You might have your own versions of Rachel, Mindy and Amanda in your life; women you know who are living through unimaginable heartbreak. It’s never easy to read about people you know living out your worst nightmares right in front of you. It feels too close for comfort. Like letting a long shiny pin get within striking distance of your balloon. I’d selfishly rather not feel sad and just bury my head in the sand drinking white wine and watching Real Housewives. I’d selfishly rather read about other, far away people I don’t know because they only exist in my mind for as long as I have my People Magazine open. When I was in college I took a literature course called Adversity and the Human Spirit about the miraculous way people survive through all kinds of…(I want to say the s-word here but it sounds rather indelicate so I’ll let you pick your own word). The holocaust. Chernobyl. Vietnam. They seem so far away. The stories were told and wrapped up neatly in books with a first page and a last page. Rachel and Mindy and Amanda are still in the middle of their stories. There’s nothing to wrap up because none of us know what’s going to happen next. Part of me wants to FLIP OUT. Like just set something on fire at the injustice that such terrible things happen to good people. But when I let that kind of chaos into my brain, I am no longer honoring the gift that these women have given us by sharing their stories. These words are gifts reminding us that even in the darkest times, life is still worth living.
The first time I read Rachel’s blog The Story of Audrey about the loss of her daughter, I almost couldn’t believe it was real. It’s like my brain wouldn’t process it. When I moved to Oklahoma as a kid, Rachel was the FIRST person who made me feel welcome. She was so kind and I’ve never forgotten it. Her perspective on faith and the meaning of her daughter’s short but powerful life is one of the most inspiring things I’ve ever read.
The first time I met Mindy was at a Tri Delta Alumnae event. I confessed that I was newly pregnant and she told me all about her two little boys and their tickle fights. I specifically remember thinking it was obvious how head-over-heels she was for her kids. You may remember her profoundly composed press conference after she was pushed into the national spotlight when her father and son were shot, chosen at random by a gunman outside the Jewish Community Center here in Johnson County. She has created something positive through her organization Faith Wins.
If you have been reading my blog for a while, you know that Amanda from Cocktails & Chemo is one of my best friends in the world. I am constantly in awe of her strength as she raises a baby and cares for her husband (my college buddy) who has been battling cancer since shortly before their wedding.

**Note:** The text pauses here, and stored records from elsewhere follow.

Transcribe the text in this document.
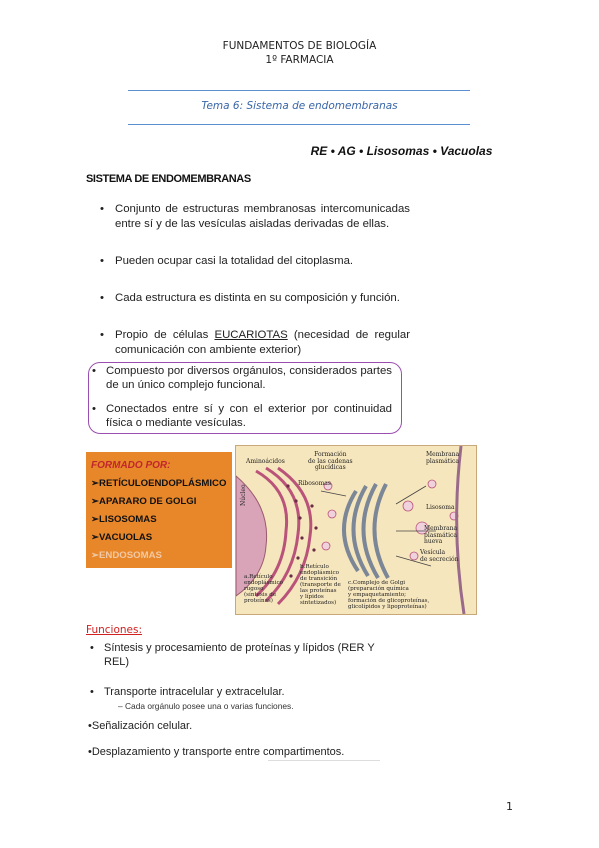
FUNDAMENTOS DE BIOLOGÍA
1º FARMACIA
Tema 6: Sistema de endomembranas
RE • AG • Lisosomas • Vacuolas
SISTEMA DE ENDOMEMBRANAS
• Conjunto de estructuras membranosas intercomunicadas entre sí y de las vesículas aisladas derivadas de ellas.
• Pueden ocupar casi la totalidad del citoplasma.
• Cada estructura es distinta en su composición y función.
• Propio de células EUCARIOTAS (necesidad de regular comunicación con ambiente exterior)
• Compuesto por diversos orgánulos, considerados partes de un único complejo funcional.
• Conectados entre sí y con el exterior por continuidad física o mediante vesículas.
FORMADO POR:
➢RETÍCULOENDOPLÁSMICO
➢APARARO DE GOLGI
➢LISOSOMAS
➢VACUOLAS
➢ENDOSOMAS
Aminoácidos
Formación
de las cadenas
glucídicas
Membrana
plasmática
Ribosomas
Núcleo
Lisosoma
Membrana
plasmática
nueva
Vesícula
de secreción
a.Retículo
endoplásmico
rugoso
(síntesis de
proteínas)
b.Retículo
endoplásmico
de transición
(transporte de
las proteínas
y lípidos
sintetizados)
c.Complejo de Golgi
(preparación química
y empaquetamiento;
formación de glicoproteínas,
glicolípidos y lipoproteínas)
Funciones:
• Síntesis y procesamiento de proteínas y lípidos (RER Y REL)
• Transporte intracelular y extracelular.
– Cada orgánulo posee una o varias funciones.
•Señalización celular.
•Desplazamiento y transporte entre compartimentos.
1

So I invite you to read their stories, in their own words and let yourself be sad. And uncomfortable. And probably scared. But then take these stories in the spirit with which they have been given and be grateful that there are strong women out there raising strong, happy children. If you’re inspired to help someone, do it. Make things count. Say you’re sorry if you need to. Say I love you if you mean to. Be kind. Forgive. Let things go that don’t really matter.